La promotion d’une relance minière publique-privée est reprise par des pouvoirs publics comme la Région d’Andalousie, qui a adopté en 2015 la « Stratégie minière 2020 » pour relancer l’exploitation des gisements andalous[11]. Son intitulé fait référence aux programmes économiques de l’Union européenne (la « stratégie Europe 2020 » est le programme en faveur de la croissance et de l’emploi) ; le texte invoque l’IMP et le cadre européen à plusieurs reprises[12]. Mais la propagation de cette solution dans l’espace repose aussi sur sa capacité à traiter des problèmes locaux. En Andalousie, les autorités mettent l’accent sur le potentiel de la relance minière en termes d’emplois et de croissance. « La grande capacité d’entraînement de l’industrie extractive, capable de mobiliser autour d’elle des ressources, des emplois et des investissements en recherche, développement et innovation [I+D+i], est prioritaire pour le développement de notre économie[13] », précisent ainsi les auteurs de la Stratégie minière 2020. L’Andalousie est parmi les régions les plus durablement touchées par la crise espagnole : en 2015, le taux de chômage est encore de 30 %, dix points au-dessus de la moyenne nationale. La Stratégie minière 2020 est alors présentée comme rejoignant le Programme pour l’emploi 2014-2020 de la région andalouse, dès lors qu’elle soutient la « renaissance industrielle » de la région, le développement des énergies renouvelables, la promotion de l’emploi et la lutte contre la pauvreté. De la sorte, la relance minière apparaît comme une nécessité absolue, d’ordre presque moral tant le niveau du chômage est élevé. L’Association des entreprises minières d’Andalousie (AMINER) mobilise souvent cet argument :

L’Andalousie dispose de ressources naturelles de grande valeur, qui apportent un avantage comparatif par rapport aux autres territoires. Profiter de ces ressources au bénéfice de la société est une obligation. Les gaspiller, une irresponsabilité […] Peu de secteurs ont le potentiel de création d’emplois qu’offre l’industrie minière métallique[14].

Un tel argument est repris par les autorités régionales, qui se réfèrent aux estimations d’AMINER pour avancer que les quatre mines actives en 2014 généraient 3 000 emplois directs et 15 000 emplois indirects. Il s’ensuit que « le gouvernement andalou est désireux de soutenir l’activité extractive et a la responsabilité de le faire, étant donné que c’est une source d’emplois et de richesse[15] ». L’impératif de relance minière, qui repose ici sur l’argument de la création d’emplois, opère d’autant mieux que certaines « formules » concourent à neutraliser symboliquement les contradictions à l’oeuvre.

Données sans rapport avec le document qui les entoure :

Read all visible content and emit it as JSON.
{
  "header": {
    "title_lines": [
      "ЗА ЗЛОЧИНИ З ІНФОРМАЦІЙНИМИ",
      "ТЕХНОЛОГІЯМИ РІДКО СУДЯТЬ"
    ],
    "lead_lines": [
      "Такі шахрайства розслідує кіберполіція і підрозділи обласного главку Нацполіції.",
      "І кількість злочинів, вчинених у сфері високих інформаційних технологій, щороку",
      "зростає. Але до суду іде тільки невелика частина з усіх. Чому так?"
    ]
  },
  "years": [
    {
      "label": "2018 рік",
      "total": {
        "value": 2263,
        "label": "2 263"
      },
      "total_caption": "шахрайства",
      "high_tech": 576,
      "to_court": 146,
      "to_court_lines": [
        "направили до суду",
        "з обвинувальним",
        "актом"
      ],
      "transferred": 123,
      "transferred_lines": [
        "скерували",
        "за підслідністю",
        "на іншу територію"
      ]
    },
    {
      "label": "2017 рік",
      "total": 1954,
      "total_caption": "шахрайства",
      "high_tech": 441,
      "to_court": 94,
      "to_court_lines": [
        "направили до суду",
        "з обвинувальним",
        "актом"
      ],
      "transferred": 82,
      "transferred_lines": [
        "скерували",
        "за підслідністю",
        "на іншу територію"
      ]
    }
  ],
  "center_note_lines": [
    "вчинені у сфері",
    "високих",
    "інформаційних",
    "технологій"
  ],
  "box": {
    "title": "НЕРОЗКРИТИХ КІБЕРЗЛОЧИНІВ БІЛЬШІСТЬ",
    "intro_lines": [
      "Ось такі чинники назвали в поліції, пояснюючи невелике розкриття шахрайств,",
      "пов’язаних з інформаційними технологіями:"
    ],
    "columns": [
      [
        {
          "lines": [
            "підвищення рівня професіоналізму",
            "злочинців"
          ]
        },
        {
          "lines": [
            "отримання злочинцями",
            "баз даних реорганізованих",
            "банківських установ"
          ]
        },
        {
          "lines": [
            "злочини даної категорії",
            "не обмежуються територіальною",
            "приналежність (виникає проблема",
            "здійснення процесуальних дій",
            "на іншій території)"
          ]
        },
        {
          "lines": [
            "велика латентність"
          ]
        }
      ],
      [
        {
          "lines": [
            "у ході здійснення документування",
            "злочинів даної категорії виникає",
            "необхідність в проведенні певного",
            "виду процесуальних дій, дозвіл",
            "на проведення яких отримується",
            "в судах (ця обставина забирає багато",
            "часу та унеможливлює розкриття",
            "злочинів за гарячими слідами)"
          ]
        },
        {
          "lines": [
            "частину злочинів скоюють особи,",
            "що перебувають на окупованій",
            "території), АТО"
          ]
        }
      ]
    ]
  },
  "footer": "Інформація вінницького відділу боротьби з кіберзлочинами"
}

1.3 La formule de l’« approvisionnement durable » ou la neutralisation des contradictions

La notion de « formule » travaillée par Alice Krieg-Planque est d’utilité pour analyser la stabilisation d’un discours consensuel sur un objet souvent polémique. A. Krieg-Planque définit la formule comme « un ensemble de formulations qui, du fait de leurs emplois à un moment donné et dans un espace public donné, cristallisent des enjeux politiques et sociaux que ces expressions contribuent dans le même temps à construire » (Krieg-Planque, 2009, p. 7). L’une des formules à partir desquelles A. Krieg-Planque a élaboré ses analyses est celle de « développement durable », dont elle souligne l’efficacité en termes d’effacement des contradictions, de neutralisation des conflits et d’inhibition des contre-discours (Krieg-Planque, 2010). La formule « développement durable » revient fréquemment dans les documents de l’échantillon ; elle est souvent associée à des expressions qui, si elles ne se sont pas encore imposées comme des formules, au sens d’un référent social aussi évident pour le sens commun que « mondialisation » ou « fracture sociale », qualifient les activités extractives de « durables ».

Figure 2

Variantes autour de la formule émergente « sustainable supply »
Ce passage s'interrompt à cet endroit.